Dall'estate di due anni fa, allorquando aveva appeso i fatidici scarpini al chiodo sognava di conquistarla. Pippo Inzaghi è a un passo dalla panchina del Milan. Lo storico numero nove della formazione rossonera è stato allertato nella notte dai vertci del club per ricoprire il ruolo di tecnico della prima squadra da qui a giugno. Un traghettatore per cercare di chiudere in maniera dignitosa l'annata, magari conquistando l'accesso alla porta di servizio europea (leggasi Europa League) e tentando di conquistare la Coppa Italia.

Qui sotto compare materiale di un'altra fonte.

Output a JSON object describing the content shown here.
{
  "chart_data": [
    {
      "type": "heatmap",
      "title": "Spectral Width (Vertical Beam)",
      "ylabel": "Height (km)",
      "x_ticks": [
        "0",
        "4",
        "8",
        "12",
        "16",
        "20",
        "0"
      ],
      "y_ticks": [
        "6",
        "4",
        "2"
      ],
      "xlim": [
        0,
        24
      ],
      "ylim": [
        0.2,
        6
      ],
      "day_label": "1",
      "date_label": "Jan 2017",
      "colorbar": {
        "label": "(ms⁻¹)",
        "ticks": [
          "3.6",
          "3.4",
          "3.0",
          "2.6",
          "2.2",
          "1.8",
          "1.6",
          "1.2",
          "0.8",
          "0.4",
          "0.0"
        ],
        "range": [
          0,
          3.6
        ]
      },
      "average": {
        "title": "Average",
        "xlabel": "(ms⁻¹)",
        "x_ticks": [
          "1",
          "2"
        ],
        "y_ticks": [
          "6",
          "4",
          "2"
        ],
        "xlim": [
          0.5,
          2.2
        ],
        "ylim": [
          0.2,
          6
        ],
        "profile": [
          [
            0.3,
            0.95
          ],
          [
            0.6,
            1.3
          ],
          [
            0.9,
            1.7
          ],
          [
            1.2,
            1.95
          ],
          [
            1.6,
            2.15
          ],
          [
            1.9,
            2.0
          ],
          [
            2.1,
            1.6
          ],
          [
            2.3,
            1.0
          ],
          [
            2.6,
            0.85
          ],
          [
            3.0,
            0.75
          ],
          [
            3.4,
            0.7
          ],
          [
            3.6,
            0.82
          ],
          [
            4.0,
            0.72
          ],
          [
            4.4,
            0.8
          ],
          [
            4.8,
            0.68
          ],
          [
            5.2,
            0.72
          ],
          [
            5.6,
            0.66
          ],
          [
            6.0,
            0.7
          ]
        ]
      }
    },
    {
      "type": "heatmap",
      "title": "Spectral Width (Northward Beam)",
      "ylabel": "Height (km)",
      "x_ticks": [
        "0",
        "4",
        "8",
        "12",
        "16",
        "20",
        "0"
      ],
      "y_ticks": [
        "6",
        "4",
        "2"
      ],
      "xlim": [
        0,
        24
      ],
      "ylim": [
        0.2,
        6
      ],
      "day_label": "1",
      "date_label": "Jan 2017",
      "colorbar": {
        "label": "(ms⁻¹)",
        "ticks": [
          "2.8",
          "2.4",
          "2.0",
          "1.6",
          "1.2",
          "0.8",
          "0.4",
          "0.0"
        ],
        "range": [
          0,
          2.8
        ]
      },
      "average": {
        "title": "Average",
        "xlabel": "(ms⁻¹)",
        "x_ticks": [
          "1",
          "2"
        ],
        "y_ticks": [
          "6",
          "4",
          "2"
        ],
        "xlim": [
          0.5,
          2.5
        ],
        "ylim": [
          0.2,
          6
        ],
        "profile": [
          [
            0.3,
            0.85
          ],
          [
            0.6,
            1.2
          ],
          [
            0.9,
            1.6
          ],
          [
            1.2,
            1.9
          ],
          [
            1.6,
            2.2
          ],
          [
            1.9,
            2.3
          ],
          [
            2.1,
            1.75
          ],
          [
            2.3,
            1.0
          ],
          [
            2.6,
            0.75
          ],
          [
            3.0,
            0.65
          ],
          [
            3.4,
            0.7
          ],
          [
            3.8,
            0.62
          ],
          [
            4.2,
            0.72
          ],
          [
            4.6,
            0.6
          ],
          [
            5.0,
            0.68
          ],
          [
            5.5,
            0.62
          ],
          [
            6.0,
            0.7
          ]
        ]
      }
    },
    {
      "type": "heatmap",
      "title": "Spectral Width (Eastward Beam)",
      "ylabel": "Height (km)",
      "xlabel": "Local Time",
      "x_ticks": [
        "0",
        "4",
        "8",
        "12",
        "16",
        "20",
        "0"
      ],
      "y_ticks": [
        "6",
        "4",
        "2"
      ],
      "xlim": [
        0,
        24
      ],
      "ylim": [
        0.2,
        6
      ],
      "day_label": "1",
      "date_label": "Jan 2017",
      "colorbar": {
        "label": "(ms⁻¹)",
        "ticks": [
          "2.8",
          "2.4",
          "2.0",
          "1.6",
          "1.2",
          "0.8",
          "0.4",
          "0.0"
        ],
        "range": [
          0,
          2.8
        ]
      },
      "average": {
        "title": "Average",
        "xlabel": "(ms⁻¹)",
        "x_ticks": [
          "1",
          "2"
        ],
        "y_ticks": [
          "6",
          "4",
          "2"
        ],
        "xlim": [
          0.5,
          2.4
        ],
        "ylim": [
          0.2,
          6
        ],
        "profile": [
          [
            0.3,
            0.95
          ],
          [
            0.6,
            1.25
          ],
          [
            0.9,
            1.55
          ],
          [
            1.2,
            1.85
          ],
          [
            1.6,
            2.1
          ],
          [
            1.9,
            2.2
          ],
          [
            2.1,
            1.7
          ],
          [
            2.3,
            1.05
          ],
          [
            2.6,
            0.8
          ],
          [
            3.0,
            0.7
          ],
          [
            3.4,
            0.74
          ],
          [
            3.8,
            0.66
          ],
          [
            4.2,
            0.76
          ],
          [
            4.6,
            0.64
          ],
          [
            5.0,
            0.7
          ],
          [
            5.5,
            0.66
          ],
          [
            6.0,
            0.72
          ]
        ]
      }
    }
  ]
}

La disfatta di Reggio Emilia ha convinto Barbara Berlusconi a rompere gli indugi: troppo brutto l'undici milanista sul piano del gioco per continuare con Max Allegri al timone. Una decisione che ha trovato terreno fertile anche nel resto della dirigenza di via Aldo Rossi. Nella giornata di oggi la questione verrà affrontata direttamente con il presidente Silvio Berlusconi, al quale spetterà l'ultima parola. Per giugno è già stato precettato Clarence Seedorf.

Intanto Inzaghi - in maniera informale - ha tastato il polso dello spogliatoio: in molti lo accoglierebbero a braccia aperte. Il feeling con Kakà è fortissimo e anche gli attuali leader del gruppo come Balotelli e Montolivo nutrono stima nei suoi confronti. Dai tifosi rossoneri, inoltre, ha già ricevuto un'investitura ufficiale. Una delegazione della Curva Sud era presente ad Interello ieri per sostenere la formazione Primavera nel derby contro i cugini nerazzurri. Sfida vinta per 2-0 nel tripudio generale. Potrebbe essere stata l'ultima: il processo di crescita è finito e Pippo è pronto a tornare protagonista nel palcoscenico di San Siro. Questa volta - come mai accaduto in carriera - sarà felice di accomodarsi in panchina.